As an ad man I feel it takes a certain amount of courage to think out loud in these strange times. If I could have even a fragment of a human truth in my working life, where the ultimate aim invariably is to get people to buy my product, I would think it is a job well done. As someone always curious about the human condition, I do wonder that, if touch is such a strong emotional lever in human lives, how do we deal with the loss of touch in modern-day transactions?
When scientists at the California Institute of Technology studied the brains of traders who successfully maneuvered through a market bubble, they found they had higher-than-normal activity in an area of the brain known as the insula, which keeps track of how the body is feeling1. It’s known to be activated by financial risk. But the insular cortex is also believed to be associated with both the physiological and psychological effects evoked by touch. Studies have suggested that virtual stock traders show more deviant or high-risk behaviour than traders on a physical stock floor.
Brands therefore need to fully understand this human need of touch and the tactile experience. Simply having people touch, hold, or try on items seems to have an effect. A 2014 study from Point of Purchase Advertising International (POPAI) revealed that 66 per cent of observed ‘grabs’ led to a purchase2. And a study from researchers at Boston College suggests that shopping online using a touchscreen device creates greater feelings of ownership than when using a keyboard and mouse. The suggestion is that simply touching the image of a product with your finger has a similar effect to touching the product itself3.
Apple, Nike and Nespresso are masters at the tactile experience. Even in a service industry, the thigmophilia reflex of people is very important, especially if you want to create a bond with customers and build loyalty and engagement.
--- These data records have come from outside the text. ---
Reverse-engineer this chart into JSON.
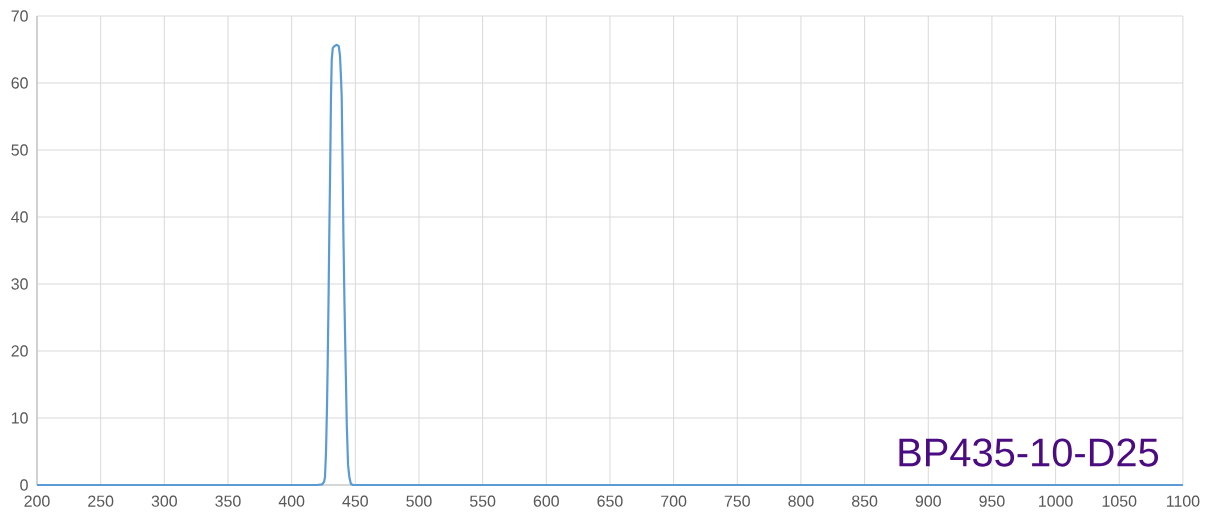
{
  "chart_data": {
    "type": "line",
    "x": [
      200,
      420,
      424,
      425.5,
      426.2,
      427,
      427.8,
      428.3,
      429,
      429.6,
      430.3,
      430.9,
      431.5,
      432.3,
      433.5,
      435.5,
      437,
      438,
      438.7,
      439.3,
      440,
      440.6,
      441.5,
      442.4,
      443.3,
      444.3,
      445.3,
      446.5,
      448,
      1100
    ],
    "values": [
      0,
      0,
      0.1,
      0.5,
      1.2,
      5,
      12,
      18,
      28,
      38,
      48,
      58,
      63.5,
      65.2,
      65.5,
      65.7,
      65.5,
      64,
      61,
      58,
      48,
      38,
      27,
      18,
      9,
      3,
      1.2,
      0.2,
      0,
      0
    ],
    "color": "#5b9bd5",
    "xlim": [
      200,
      1100
    ],
    "ylim": [
      0,
      70
    ],
    "xticks": [
      200,
      250,
      300,
      350,
      400,
      450,
      500,
      550,
      600,
      650,
      700,
      750,
      800,
      850,
      900,
      950,
      1000,
      1050,
      1100
    ],
    "yticks": [
      0,
      10,
      20,
      30,
      40,
      50,
      60,
      70
    ],
    "grid": true,
    "annotations": [
      "BP435-10-D25"
    ]
  }
}
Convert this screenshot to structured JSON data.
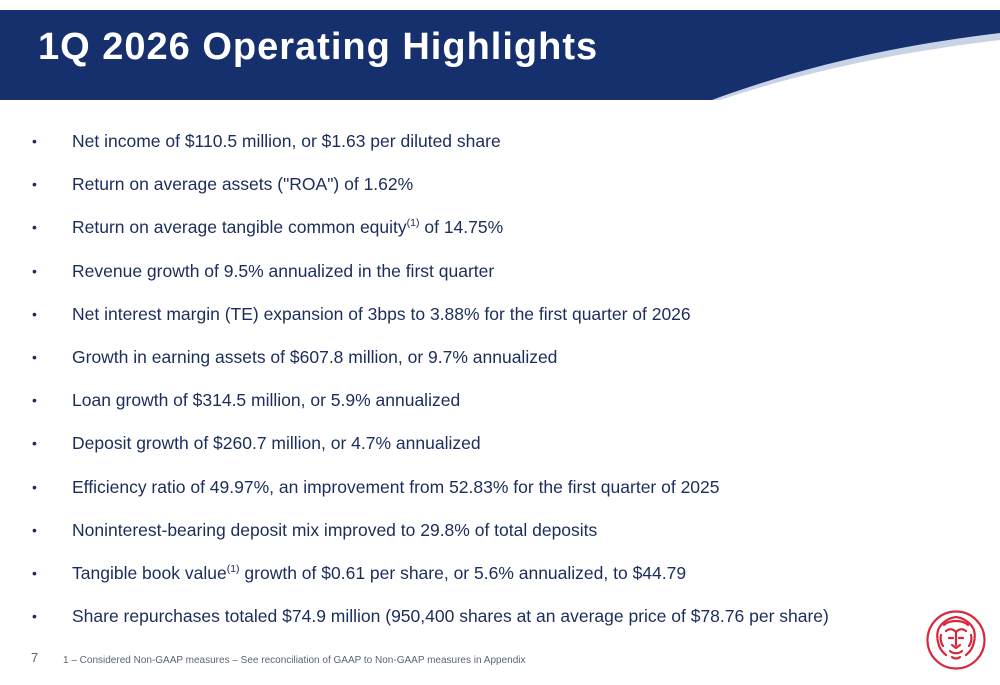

For products, the packaging plays a big role. Just like you feel happy when you see a cat enjoying the comfort of its box (one of the reasons we Belgians flooded #BrusselsLockdown with photos of our cats), you probably feel elated when you see how cosy and well wrapped your new iPhone lies in its warm and safe box.
It would be dangerous to discount the tangible human presence. E-commerce is invaluable, but it can’t replace the emotional aspects of touch. Nothing replaces an encouraging tap on the shoulder, the comforting arm of a friend, or the reassuring handshake of a business partner.
As brands find themselves, like humans, operating in a continually unsteady world, they need to show consumers that they can be trusted. Brands would be wise to wrap their arms around their customers. I know they’ll hug right back.
Tom Theys is EVP Global Strategy at FCB
1 http://www.cnbc.com/2015/01/20/emotions-count-the-brain-chemistry-behind-investing.html
2 2012 POPAI Shopper Engagement Study
3 Matthew Willcox. The Business of Choice: Marketing to Consumers' Instincts. Pearson Education.